1 Aralık 2017 Cuma

PİŞKİNLİĞİN BÖYLESİ ve NEJAT UYGUR’UN HATIRLATTIKLARI!


Demirel, Özal dönemleri de dahil politik iktidar pişkinliğinin bu kadarına şahit olunmadı. Her şey zirvelerde yaşanıyor. En küçük bir iddia yalan, en küçük belge sahte, her muhalefet denemesi komplo. Her muhalif silahlı terör örgütü üyesi ya da ‘üyesi olmasa da’ o örgütlere hizmet eden POTANSİYEL FİLAN DEĞİL DOĞRUDAN SUÇLU. En son Bakan Bekir Bozdağ ana muhalefet partisi başkanını kast ederek, onun bir ‘ulusal güvenlik sorunu haline geldiğini’ ifade etti… Yani vatan haini, yani casus. Ana muhalefet partisi başkanı olman da, 3. Partinin eş başkanları ve milletvekili olman da kar etmiyor. Ha keza ünlüsünden gazeteci, yazar ve akademisyen olman da. Silahı filmlerden, tv dizilerinden ya da erkeksen askerde görmüş olsan da yetmez. Hayatında bir karıncayı incitmemiş olman da, görüşlerini-tabii ki eleştirilerini- yazarak dile getirmiş olman da hiç önemli değil. Sen silahlı bir terör örgütüne ya da birden çoğuna hizmet ediyorsun ve sen uluslararası komploların basit bir piyonusun. ‘Dik duran siyasilerimizin ve dolayısıyla ülkemizin burnunu sürtmek isteyen dış odakların ajanı’. Belgelerin sahte, fotokopi ve ‘kim eline tutuşturdu?’, öyle ya!
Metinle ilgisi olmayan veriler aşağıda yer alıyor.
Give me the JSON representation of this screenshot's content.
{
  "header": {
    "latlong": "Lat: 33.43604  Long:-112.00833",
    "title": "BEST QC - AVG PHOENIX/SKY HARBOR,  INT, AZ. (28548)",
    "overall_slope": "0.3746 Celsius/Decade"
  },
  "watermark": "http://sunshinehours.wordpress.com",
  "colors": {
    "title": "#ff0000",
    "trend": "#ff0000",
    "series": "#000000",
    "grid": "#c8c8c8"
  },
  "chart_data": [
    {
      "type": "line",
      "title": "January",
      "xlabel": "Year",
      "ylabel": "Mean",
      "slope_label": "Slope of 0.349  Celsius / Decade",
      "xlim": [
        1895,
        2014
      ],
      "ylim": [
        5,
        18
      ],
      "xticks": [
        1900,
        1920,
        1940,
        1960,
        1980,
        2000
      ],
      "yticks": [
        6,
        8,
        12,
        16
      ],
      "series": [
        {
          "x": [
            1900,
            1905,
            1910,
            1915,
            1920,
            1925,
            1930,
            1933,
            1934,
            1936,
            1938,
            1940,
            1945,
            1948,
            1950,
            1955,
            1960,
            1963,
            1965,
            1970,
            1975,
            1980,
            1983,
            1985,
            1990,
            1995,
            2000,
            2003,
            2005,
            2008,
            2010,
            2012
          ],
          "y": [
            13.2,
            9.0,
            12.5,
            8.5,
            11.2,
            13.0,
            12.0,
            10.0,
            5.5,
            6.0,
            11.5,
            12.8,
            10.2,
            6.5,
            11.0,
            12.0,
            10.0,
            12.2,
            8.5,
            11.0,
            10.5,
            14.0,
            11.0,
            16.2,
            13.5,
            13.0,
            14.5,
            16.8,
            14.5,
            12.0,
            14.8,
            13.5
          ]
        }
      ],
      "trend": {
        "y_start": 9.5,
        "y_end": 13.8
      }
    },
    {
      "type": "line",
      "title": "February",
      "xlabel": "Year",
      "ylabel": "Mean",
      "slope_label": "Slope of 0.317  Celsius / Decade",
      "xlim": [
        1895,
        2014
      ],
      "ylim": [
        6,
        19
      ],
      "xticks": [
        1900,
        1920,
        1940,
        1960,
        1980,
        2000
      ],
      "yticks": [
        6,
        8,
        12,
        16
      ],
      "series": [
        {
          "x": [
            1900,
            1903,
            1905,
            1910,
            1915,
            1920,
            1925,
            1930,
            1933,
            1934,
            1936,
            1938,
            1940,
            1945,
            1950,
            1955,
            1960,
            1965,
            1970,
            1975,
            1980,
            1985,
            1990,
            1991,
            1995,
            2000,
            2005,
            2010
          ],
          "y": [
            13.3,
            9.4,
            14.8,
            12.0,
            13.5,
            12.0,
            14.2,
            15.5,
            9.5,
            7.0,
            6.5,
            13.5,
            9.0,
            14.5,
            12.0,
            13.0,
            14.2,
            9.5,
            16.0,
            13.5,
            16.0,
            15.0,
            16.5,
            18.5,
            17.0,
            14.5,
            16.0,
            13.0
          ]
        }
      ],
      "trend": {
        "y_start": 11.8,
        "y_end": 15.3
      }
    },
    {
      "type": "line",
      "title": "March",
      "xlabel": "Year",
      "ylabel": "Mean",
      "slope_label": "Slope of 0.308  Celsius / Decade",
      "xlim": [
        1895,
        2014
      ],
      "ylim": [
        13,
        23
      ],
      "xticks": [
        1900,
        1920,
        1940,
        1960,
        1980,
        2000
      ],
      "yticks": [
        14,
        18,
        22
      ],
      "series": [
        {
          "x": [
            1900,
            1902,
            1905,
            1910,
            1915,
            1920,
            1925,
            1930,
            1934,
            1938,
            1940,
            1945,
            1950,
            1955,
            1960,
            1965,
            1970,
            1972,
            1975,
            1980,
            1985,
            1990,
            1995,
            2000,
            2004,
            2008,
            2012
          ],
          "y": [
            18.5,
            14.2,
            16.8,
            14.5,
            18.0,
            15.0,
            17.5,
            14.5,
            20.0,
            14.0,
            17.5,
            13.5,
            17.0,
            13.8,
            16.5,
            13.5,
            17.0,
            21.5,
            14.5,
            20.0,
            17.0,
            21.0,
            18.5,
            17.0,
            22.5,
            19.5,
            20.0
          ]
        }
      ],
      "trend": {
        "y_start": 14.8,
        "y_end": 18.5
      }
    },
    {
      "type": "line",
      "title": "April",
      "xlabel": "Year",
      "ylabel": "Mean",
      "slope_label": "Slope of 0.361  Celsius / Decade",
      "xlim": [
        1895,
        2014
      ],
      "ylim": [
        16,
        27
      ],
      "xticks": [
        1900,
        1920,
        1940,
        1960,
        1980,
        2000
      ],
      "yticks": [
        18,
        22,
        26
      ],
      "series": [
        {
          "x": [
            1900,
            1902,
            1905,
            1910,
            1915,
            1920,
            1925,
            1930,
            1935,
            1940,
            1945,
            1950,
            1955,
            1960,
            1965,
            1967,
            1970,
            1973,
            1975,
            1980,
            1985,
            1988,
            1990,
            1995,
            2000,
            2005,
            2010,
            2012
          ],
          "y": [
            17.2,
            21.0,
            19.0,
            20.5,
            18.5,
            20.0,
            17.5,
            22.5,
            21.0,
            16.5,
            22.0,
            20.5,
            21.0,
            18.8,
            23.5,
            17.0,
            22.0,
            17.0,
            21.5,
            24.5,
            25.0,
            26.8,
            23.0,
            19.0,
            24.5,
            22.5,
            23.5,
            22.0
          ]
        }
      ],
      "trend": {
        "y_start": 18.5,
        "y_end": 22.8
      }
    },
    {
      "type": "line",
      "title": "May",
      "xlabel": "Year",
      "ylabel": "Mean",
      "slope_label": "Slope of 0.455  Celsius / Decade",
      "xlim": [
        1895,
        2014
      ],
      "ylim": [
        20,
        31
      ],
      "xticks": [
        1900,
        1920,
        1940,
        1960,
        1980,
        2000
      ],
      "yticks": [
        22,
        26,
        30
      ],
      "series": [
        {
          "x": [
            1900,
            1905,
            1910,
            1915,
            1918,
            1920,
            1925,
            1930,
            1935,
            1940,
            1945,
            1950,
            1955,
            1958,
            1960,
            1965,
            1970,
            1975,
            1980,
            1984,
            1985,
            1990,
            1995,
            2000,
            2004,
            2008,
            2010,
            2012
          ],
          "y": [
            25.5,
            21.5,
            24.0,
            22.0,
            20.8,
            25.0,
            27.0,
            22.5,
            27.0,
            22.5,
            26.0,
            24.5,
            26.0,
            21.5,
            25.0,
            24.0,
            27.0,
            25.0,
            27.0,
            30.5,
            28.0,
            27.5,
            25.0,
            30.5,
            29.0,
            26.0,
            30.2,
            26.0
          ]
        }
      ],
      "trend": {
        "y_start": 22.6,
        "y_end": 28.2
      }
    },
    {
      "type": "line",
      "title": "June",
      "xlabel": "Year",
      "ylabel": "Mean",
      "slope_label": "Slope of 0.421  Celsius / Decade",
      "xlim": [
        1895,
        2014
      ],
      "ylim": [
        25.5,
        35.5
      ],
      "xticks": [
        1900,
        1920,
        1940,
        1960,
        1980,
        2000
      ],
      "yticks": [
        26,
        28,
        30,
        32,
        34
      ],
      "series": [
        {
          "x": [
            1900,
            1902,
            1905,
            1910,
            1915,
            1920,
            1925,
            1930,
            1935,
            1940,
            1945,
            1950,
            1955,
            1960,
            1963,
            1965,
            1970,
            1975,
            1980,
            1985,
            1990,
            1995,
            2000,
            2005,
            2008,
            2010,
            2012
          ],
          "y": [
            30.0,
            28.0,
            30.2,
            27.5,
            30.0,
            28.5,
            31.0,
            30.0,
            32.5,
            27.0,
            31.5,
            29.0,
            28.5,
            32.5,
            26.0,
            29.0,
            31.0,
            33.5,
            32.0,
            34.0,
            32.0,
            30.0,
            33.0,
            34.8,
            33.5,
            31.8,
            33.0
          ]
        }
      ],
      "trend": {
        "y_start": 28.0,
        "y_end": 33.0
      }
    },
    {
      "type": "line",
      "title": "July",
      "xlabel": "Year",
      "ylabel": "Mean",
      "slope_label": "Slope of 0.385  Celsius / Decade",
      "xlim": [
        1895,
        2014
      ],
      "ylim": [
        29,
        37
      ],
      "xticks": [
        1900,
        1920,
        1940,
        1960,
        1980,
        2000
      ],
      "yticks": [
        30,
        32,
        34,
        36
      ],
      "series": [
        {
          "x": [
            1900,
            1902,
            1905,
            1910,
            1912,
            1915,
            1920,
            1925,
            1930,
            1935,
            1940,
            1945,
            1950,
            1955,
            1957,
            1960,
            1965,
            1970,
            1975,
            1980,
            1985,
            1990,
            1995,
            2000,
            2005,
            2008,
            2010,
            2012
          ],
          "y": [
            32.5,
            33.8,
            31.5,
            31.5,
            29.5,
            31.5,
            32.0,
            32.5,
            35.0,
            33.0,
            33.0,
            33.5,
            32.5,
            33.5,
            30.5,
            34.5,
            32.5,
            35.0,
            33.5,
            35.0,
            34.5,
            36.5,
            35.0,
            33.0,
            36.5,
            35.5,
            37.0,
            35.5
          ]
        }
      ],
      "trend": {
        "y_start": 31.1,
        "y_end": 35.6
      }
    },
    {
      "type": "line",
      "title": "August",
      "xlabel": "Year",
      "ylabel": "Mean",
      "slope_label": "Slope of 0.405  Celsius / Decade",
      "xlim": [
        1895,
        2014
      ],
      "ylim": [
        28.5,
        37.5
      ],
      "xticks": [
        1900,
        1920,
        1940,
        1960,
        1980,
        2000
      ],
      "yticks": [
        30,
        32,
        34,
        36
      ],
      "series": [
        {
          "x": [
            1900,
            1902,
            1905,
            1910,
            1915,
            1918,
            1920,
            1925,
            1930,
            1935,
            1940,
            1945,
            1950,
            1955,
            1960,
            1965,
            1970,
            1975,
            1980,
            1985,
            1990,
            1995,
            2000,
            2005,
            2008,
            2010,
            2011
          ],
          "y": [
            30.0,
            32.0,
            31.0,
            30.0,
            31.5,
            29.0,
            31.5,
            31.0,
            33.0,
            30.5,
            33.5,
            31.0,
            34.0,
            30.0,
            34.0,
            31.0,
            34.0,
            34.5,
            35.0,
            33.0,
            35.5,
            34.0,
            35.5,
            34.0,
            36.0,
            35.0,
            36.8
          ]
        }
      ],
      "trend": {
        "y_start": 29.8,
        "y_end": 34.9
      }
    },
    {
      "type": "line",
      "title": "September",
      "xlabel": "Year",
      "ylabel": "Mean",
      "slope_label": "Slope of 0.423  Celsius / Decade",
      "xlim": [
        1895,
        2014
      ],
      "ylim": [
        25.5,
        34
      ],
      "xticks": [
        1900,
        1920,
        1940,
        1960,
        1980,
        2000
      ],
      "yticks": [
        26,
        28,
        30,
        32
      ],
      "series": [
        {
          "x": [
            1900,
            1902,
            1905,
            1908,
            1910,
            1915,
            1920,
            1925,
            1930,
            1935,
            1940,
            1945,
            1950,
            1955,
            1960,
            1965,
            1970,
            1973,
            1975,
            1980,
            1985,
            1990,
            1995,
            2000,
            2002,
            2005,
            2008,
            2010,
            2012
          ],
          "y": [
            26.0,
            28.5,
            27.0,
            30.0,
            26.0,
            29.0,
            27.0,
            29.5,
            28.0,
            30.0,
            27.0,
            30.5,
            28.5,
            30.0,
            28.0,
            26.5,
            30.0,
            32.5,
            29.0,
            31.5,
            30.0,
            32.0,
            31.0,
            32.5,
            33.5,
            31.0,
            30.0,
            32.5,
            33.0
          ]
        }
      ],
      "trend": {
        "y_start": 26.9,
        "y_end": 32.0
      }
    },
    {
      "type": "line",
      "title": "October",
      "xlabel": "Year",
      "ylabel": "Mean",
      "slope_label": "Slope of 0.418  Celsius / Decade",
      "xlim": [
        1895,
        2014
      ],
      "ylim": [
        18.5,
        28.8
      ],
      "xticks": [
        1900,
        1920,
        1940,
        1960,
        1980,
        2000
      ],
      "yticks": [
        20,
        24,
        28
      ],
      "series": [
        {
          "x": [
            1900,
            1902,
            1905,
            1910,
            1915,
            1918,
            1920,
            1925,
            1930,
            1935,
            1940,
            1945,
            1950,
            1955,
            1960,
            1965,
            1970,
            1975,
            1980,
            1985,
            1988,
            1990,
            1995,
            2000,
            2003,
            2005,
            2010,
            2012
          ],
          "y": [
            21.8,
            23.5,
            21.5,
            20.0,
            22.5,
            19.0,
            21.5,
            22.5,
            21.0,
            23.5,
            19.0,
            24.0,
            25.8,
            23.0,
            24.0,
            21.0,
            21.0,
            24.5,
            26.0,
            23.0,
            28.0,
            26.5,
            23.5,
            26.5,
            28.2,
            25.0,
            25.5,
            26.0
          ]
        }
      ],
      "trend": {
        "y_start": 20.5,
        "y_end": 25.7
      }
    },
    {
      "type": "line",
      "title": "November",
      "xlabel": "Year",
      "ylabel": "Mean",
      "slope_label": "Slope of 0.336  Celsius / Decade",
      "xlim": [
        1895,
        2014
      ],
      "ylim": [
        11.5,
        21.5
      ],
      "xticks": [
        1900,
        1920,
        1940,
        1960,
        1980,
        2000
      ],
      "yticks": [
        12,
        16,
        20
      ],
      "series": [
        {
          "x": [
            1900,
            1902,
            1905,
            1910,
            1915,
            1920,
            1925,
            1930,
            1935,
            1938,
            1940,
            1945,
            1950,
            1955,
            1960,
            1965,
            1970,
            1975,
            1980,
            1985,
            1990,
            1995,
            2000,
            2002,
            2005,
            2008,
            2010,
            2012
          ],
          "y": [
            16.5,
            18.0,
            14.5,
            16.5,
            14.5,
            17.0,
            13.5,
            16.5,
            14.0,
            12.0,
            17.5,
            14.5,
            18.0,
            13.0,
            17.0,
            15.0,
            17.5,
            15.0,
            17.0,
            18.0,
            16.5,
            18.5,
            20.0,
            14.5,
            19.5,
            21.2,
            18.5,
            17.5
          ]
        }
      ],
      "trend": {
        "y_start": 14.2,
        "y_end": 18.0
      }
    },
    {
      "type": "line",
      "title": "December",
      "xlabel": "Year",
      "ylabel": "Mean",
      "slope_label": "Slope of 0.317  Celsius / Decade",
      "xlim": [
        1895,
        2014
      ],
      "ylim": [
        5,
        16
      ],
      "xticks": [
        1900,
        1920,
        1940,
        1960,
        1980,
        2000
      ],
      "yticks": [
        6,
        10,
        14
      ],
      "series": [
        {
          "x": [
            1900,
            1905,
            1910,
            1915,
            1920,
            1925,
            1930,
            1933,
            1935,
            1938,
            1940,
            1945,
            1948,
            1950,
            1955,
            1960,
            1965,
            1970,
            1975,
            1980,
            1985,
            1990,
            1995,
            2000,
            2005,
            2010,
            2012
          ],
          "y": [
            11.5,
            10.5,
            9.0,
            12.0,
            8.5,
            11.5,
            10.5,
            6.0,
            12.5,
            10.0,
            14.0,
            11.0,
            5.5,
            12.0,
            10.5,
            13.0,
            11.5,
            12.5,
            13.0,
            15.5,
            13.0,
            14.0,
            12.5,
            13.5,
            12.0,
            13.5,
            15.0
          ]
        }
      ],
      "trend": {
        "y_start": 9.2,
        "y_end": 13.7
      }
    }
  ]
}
Diyorsun ki; ‘bak bakanlarının rüşvet aldığı iddia ediliyor’, ‘bak evlerinden milyonlarca dolar çıktı, para sayma makineleri..vs’. Minare büyük kılıfa sığmıyor, lütfedip görevden alıyorlar. Alıyorlar da ne yapıyorlar? Kahkahalar eşliğinde mecliste aklıyorlar, mahkemelerde aklıyorlar. Yetmiyor evlerinden çıkan paraları faiziyle iade ediyorlar. Normal bir muhakeme kabiliyetine ve asgari bir ahlak anlayışına sahip vatandaş için çıldırmak işten bile değil. Her şey gözlerimizin önünde ve onların içine bakarak gerçekleştiriliyor. Yetmiyor, rüşvetçibaşını Türk bayrağının önüne oturtup ‘hayırsever bir işadamı, ülkenin cari açığını kapatan iş adamı, devletimizin halis milli projesi’ diye takdim ediyorlar. Yetmiyor, bu ülkenin iki(rakamla 2) bakanı 75 milyonun gözü önünde adama plaket takdim ediyorlar.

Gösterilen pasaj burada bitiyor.